Since yesterday, a robot walking the streets of a city has been watching the passers-by from the wall of the building in ul. Józefińska 24. “From him perspective, the everyday hustle and bustle is amusingly pointless; he sees the things that define our existence as mechanical (ironically) walking in circles. The permanence of his image shows the relativity of time. Our day is but a second to him, and during this second we can go past him several times with no reflection. He stands horribly lasting, indestructible, immobile: great, powerful, eternal, an idol of the modern age,” Filip Kuźniarz, the author of this new literary mural produced in the Podgórze district, says. The robot and the world are also watched by Stanisław Lem, whose works have inspired the creation of the mural.
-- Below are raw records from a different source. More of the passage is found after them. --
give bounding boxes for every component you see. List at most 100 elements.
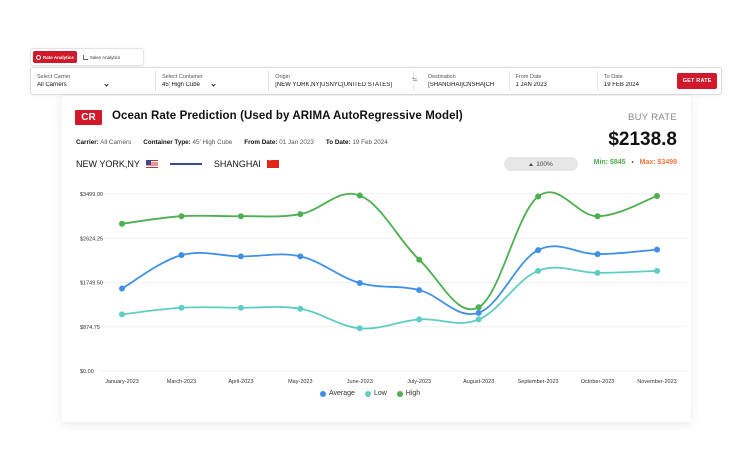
data-point-high xyxy=(356,192,363,199)
legend-item-low[interactable]: Low xyxy=(364,390,387,397)
carrier-label: Select Carrier xyxy=(37,74,71,80)
series-line-high xyxy=(121,191,658,311)
legend-item-average[interactable]: Average xyxy=(320,390,355,397)
destination-value: [SHANGHAI]CNSHA[CH xyxy=(428,82,495,88)
legend-item-high[interactable]: High xyxy=(396,390,421,397)
data-point-average xyxy=(594,251,601,258)
arrow-up-icon xyxy=(529,162,534,166)
legend-label: Low xyxy=(373,390,387,397)
from-date-field[interactable]: From Date 1 JAN 2023 xyxy=(510,71,598,91)
x-tick-label: September-2023 xyxy=(518,379,559,385)
x-tick-label: October-2023 xyxy=(581,379,615,385)
data-point-average xyxy=(416,287,423,294)
meta-carrier-label: Carrier: xyxy=(76,139,99,146)
origin-label: Origin xyxy=(275,74,290,80)
data-point-high xyxy=(654,192,660,199)
chart-legend: Average Low High xyxy=(320,390,420,397)
container-label: Select Container xyxy=(162,74,203,80)
data-point-high xyxy=(535,193,542,200)
container-select[interactable]: Select Container 45' High Cube xyxy=(156,71,270,91)
data-point-low xyxy=(297,305,304,312)
meta-from-label: From Date: xyxy=(244,139,278,146)
y-tick-label: $0.00 xyxy=(80,369,94,375)
x-tick-label: July-2023 xyxy=(407,379,431,385)
legend-swatch xyxy=(364,390,371,397)
y-tick-label: $3499.00 xyxy=(80,192,103,198)
data-point-high xyxy=(475,304,482,311)
route-origin: NEW YORK,NY xyxy=(76,159,140,169)
confidence-badge: 100% xyxy=(504,157,578,171)
legend-swatch xyxy=(320,390,326,397)
meta-container-label: Container Type: xyxy=(143,139,191,146)
meta-from-value: 01 Jan 2023 xyxy=(279,139,314,146)
carrier-badge: CR xyxy=(75,110,102,125)
get-rate-button[interactable]: GET RATE xyxy=(677,73,717,89)
to-date-value: 19 FEB 2024 xyxy=(603,82,639,88)
destination-field[interactable]: ⇆ Destination [SHANGHAI]CNSHA[CH xyxy=(410,71,510,91)
data-point-low xyxy=(475,316,482,323)
carrier-value: All Carriers xyxy=(37,82,67,88)
data-point-low xyxy=(119,311,125,318)
data-point-high xyxy=(119,220,125,227)
data-point-low xyxy=(178,304,185,311)
china-flag-icon xyxy=(266,160,279,168)
line-chart-icon xyxy=(82,54,88,60)
data-point-low xyxy=(594,269,601,276)
swap-icon[interactable]: ⇆ xyxy=(410,76,420,85)
y-tick-label: $2624.25 xyxy=(80,236,103,242)
rate-line-chart: $0.00 $874.75 $1749.50 $2624.25 $3499.00 Janu… xyxy=(80,191,687,385)
from-date-label: From Date xyxy=(515,74,542,80)
to-date-label: To Date xyxy=(603,74,623,80)
meta-to-label: To Date: xyxy=(325,139,351,146)
data-point-low xyxy=(654,267,660,274)
carrier-select[interactable]: Select Carrier All Carriers xyxy=(31,71,157,91)
target-icon xyxy=(36,54,41,60)
y-tick-label: $1749.50 xyxy=(80,281,103,287)
x-tick-label: August-2023 xyxy=(463,379,494,385)
data-point-average xyxy=(237,253,244,260)
x-tick-label: June-2023 xyxy=(347,379,373,385)
max-rate: Max: $3499 xyxy=(639,159,677,166)
confidence-value: 100% xyxy=(536,160,553,168)
data-point-average xyxy=(356,279,363,286)
card-title: Ocean Rate Prediction (Used by ARIMA Aut… xyxy=(112,110,463,122)
data-point-low xyxy=(535,267,542,274)
data-point-high xyxy=(416,256,423,263)
tab-rate-analytics[interactable]: Rate Analytics xyxy=(33,51,77,63)
data-point-average xyxy=(535,247,542,254)
x-tick-label: March-2023 xyxy=(167,379,196,385)
legend-swatch xyxy=(396,390,403,397)
data-point-average xyxy=(297,253,304,260)
data-point-average xyxy=(654,246,660,253)
tab-label: Sales Analytics xyxy=(89,54,121,60)
legend-label: High xyxy=(405,390,421,397)
rate-prediction-card: CR Ocean Rate Prediction (Used by ARIMA … xyxy=(62,96,691,422)
origin-field[interactable]: Origin [NEW YORK,NY]USNYC[UNITED STATES] xyxy=(269,71,415,91)
min-rate: Min: $845 xyxy=(593,159,626,166)
data-point-average xyxy=(475,309,482,316)
container-value: 45' High Cube xyxy=(162,82,200,88)
chevron-down-icon xyxy=(211,82,216,87)
route-line xyxy=(169,163,202,165)
data-point-high xyxy=(297,211,304,218)
meta-to-value: 19 Feb 2024 xyxy=(352,139,388,146)
data-point-low xyxy=(356,325,363,332)
tab-sales-analytics[interactable]: Sales Analytics xyxy=(80,51,123,63)
route-destination: SHANGHAI xyxy=(213,159,261,169)
us-flag-icon xyxy=(145,160,158,168)
destination-label: Destination xyxy=(428,74,456,80)
data-point-low xyxy=(416,316,423,323)
x-tick-label: April-2023 xyxy=(228,379,253,385)
to-date-field[interactable]: To Date 19 FEB 2024 xyxy=(598,71,677,91)
buy-rate-value: $2138.8 xyxy=(608,129,677,150)
separator-dot: • xyxy=(631,159,634,166)
data-point-high xyxy=(237,213,244,220)
x-tick-label: May-2023 xyxy=(288,379,312,385)
data-point-average xyxy=(178,252,185,259)
data-point-average xyxy=(119,285,125,292)
data-point-low xyxy=(237,304,244,311)
x-tick-label: January-2023 xyxy=(105,379,139,385)
series-line-low xyxy=(121,266,658,330)
card-meta: Carrier: All Carriers Container Type: 45… xyxy=(76,139,388,146)
data-point-high xyxy=(594,213,601,220)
The mural is another joint project of the ZNACZY SIĘ New Art Foundation and the Krakow Festival Office, carried out especially for the upcoming great literature feast: the Conrad Festival. The opening of the exhibition will take place on the first day of the festival (Monday, the 22nd of October) at 4 p.m. See you there!

Pictures: Filip Kuźniarz

The mural is yet another activity in the Podgórze district by the Foundation and the Krakow Festival Office. Last autumn, ZNACZY SIĘ organised a workshop on producing murals. Hosted by experienced Krakow artists, they allowed for selecting a group of people, which – under the lead of Aleksandra Toborowicz (mural design/organization) and Artur Wabik – created the monumental TYPOMURAL at ul. Traugutta 3a in Kraków, close to the AUSCHWITZWIELICZKA sculpture prepared by Mirosław Bałka and the Museum of Contemporary Art in Krakow (MOCAK) for the first edition of the Art Boom festival. The TYPOMURAL, depicting a shelf full of books, decorates the wall of the building and has become an important place in literary trips around the city.

The latest mural, Think: Literature!/Lem by young artist Filip Kuźniar is a reference to the works of Stanisław Lem, one of most recognisable Polish writers with ties to Krakow. The mural is focused around the quote from Dialogi (Dialogues) published by Wydawnictwo Literackie in 1957 and reissued in 1984.
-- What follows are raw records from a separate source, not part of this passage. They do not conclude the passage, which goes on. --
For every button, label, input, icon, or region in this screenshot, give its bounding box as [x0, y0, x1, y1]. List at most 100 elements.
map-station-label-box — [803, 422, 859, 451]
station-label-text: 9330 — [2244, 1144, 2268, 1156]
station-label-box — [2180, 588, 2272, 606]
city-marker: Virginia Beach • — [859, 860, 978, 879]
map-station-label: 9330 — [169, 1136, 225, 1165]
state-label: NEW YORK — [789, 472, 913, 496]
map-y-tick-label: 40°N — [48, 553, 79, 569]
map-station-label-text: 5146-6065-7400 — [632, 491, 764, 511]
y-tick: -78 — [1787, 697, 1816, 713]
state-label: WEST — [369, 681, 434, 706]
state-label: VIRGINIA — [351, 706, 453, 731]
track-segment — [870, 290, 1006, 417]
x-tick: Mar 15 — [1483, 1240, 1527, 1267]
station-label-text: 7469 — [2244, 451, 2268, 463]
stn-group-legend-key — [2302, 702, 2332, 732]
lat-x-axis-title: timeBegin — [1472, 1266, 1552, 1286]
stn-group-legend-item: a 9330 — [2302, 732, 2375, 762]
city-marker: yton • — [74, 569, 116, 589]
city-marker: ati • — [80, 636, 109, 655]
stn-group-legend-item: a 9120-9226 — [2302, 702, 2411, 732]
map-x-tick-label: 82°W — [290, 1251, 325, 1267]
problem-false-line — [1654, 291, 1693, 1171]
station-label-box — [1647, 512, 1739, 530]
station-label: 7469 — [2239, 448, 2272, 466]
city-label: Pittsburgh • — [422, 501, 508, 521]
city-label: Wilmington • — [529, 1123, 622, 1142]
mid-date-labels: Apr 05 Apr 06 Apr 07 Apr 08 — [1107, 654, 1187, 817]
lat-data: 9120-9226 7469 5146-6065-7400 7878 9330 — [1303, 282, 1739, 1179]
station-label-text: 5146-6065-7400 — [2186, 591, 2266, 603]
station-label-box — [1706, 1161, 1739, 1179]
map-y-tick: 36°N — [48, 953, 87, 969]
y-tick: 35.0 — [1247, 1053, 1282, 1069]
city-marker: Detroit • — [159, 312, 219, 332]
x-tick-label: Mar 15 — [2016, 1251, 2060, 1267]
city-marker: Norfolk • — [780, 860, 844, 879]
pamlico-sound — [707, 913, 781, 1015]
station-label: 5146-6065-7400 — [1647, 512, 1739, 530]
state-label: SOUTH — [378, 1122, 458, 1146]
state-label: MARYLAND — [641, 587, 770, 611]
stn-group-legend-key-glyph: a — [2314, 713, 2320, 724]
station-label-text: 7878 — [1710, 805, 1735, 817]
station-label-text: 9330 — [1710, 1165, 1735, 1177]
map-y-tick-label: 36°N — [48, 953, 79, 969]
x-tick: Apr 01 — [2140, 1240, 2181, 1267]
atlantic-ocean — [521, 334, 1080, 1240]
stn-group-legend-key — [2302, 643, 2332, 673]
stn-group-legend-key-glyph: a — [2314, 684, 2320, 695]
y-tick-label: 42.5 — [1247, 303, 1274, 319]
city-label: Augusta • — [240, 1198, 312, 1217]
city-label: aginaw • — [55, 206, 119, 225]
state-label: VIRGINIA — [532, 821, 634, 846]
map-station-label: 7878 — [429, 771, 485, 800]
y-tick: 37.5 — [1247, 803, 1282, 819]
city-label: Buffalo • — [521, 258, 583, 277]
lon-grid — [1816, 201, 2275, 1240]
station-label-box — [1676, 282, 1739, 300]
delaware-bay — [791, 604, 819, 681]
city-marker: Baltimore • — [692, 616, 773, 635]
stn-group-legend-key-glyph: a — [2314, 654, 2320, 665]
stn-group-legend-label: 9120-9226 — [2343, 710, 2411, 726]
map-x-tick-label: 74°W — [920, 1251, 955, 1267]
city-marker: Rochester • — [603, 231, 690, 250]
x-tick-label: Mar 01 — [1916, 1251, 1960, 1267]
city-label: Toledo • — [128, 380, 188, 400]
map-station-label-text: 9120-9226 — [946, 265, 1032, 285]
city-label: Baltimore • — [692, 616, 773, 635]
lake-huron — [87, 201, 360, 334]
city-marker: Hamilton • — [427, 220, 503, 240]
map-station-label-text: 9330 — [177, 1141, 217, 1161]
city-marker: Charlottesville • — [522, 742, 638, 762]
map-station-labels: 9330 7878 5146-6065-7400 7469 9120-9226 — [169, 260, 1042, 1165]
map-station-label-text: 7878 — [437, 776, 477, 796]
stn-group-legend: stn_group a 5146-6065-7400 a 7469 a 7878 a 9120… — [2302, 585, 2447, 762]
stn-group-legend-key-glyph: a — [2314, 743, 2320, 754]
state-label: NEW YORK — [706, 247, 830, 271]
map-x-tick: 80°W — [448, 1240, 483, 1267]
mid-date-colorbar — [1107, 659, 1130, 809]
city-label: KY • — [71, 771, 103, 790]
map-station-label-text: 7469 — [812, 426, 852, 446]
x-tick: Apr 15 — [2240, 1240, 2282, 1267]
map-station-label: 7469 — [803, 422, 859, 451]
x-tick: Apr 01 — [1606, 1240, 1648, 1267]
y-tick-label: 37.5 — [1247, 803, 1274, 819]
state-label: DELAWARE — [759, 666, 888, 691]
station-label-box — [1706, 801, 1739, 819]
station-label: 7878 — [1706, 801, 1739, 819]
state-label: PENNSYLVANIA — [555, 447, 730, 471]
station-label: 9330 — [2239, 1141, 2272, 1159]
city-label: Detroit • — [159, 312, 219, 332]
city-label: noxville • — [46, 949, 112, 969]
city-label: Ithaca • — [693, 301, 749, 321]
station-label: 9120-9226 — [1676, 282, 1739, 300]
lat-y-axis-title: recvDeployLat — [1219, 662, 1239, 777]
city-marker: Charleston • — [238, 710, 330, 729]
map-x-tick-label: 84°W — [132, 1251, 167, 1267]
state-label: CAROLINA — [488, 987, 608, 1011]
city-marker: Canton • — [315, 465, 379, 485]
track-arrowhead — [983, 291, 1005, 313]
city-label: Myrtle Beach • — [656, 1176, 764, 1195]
“Consider, please, what disastrous prospects this possibility creates. For some more time, the increasingly powerful electrobrains will continue to carry out tasks that humans can understand, embrace, comprehend, at least more or less. Then, the discrepancy will grow. Thinking machines will present us with the results of their theoretical deliberations that we could, perhaps, use, but we could never understand. The scope of the phenomena taken care of by the automations will expand. In the end, humans will be reduced to brainless servants of iron geniuses and perhaps will start worshipping them as gods…”

(Stanisław Lem, Dialogi, Wydawnictwo Literackie 1957)
This quote foretells the ominous results of technological development for humanity, for the power of human brain, for thinking, reading, associating facts. The diagnosis expressed by Lem’s character, Hylas, almost 55 years ago seems particularly relevant in the world of today.
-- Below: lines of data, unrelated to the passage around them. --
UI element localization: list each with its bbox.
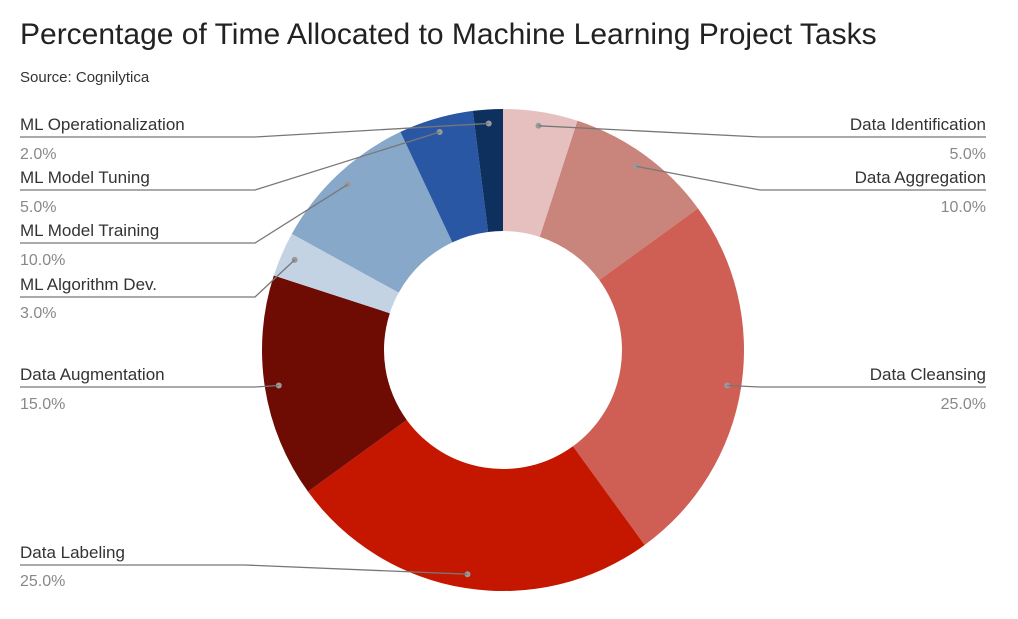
value-ml-operationalization: 2.0% — [20, 146, 56, 163]
slice-data-identification — [503, 109, 578, 237]
leader-line-data-aggregation — [636, 165, 986, 191]
leader-line-ml-operationalization — [20, 122, 489, 138]
value-data-identification: 5.0% — [950, 146, 986, 163]
label-ml-model-tuning: ML Model Tuning — [20, 168, 150, 187]
leader-line-data-augmentation — [20, 384, 279, 388]
value-ml-model-tuning: 5.0% — [20, 199, 56, 216]
slice-ml-model-tuning — [400, 110, 489, 243]
label-data-augmentation: Data Augmentation — [20, 365, 165, 384]
leader-lines-group — [20, 120, 986, 578]
value-ml-algorithm-dev: 3.0% — [20, 305, 56, 322]
value-ml-model-training: 10.0% — [20, 252, 65, 269]
labels-group: Data Identification 5.0% Data Aggregation 1… — [20, 115, 986, 590]
value-data-cleansing: 25.0% — [941, 396, 986, 413]
leader-line-data-labeling — [20, 564, 468, 575]
label-data-aggregation: Data Aggregation — [855, 168, 986, 187]
label-ml-model-training: ML Model Training — [20, 221, 159, 240]
label-data-cleansing: Data Cleansing — [870, 365, 986, 384]
slice-data-cleansing — [572, 208, 744, 545]
chart-subtitle: Source: Cognilytica — [20, 69, 150, 86]
leader-line-data-identification — [538, 125, 986, 138]
value-data-labeling: 25.0% — [20, 573, 65, 590]
leader-dot-data-identification — [535, 122, 542, 129]
slice-ml-algorithm-dev — [273, 233, 399, 314]
label-ml-operationalization: ML Operationalization — [20, 115, 185, 134]
slice-data-aggregation — [539, 120, 698, 281]
slice-data-labeling — [308, 419, 645, 591]
label-data-labeling: Data Labeling — [20, 543, 125, 562]
label-data-identification: Data Identification — [850, 115, 986, 134]
label-ml-algorithm-dev: ML Algorithm Dev. — [20, 275, 157, 294]
value-data-aggregation: 10.0% — [941, 199, 986, 216]
leader-line-data-cleansing — [727, 384, 986, 388]
slice-ml-operationalization — [472, 109, 503, 232]
value-data-augmentation: 15.0% — [20, 396, 65, 413]
leader-line-ml-model-training — [20, 183, 348, 244]
leader-line-ml-algorithm-dev — [20, 259, 296, 298]
slice-ml-model-training — [291, 131, 453, 293]
slice-data-augmentation — [262, 275, 407, 492]
slices-group — [262, 109, 744, 591]
chart-title: Percentage of Time Allocated to Machine … — [20, 18, 877, 51]
leader-line-ml-model-tuning — [20, 131, 440, 191]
“I have picked this passage from Lem to show the prevailing trait of all of us contemporary people: entanglement in the pursuit for more and more advanced technology, amassing electronic artefacts, constantly expanding the boundaries of human creation, which I would call a haughty attempt of trying to be like God,” Filip Kuźniarz says.

The title of the mural corresponds with the motto of this year’s edition of the Conrad Festival (starting in just a week, on the 22nd of October): Think: Literature! As used by Filip Kuźniarz, the motto is given new, unsettling relevance, making us reflect about the world, its problems, about ourselves. This is because “literature is not just light entertainment, but also an invitation to distance ourselves from the charging world, from opaque reality, from trivialities and clichés that surround us on all sides. The motto's another meaning is equally important: it is difficult not to marvel at the fact that in a world dominated by haste and superficial information, literature – the art of fiction and hope – still exists and continues to provoke conversation,” as Professor Michał Paweł Markowski explains the motto of the festival.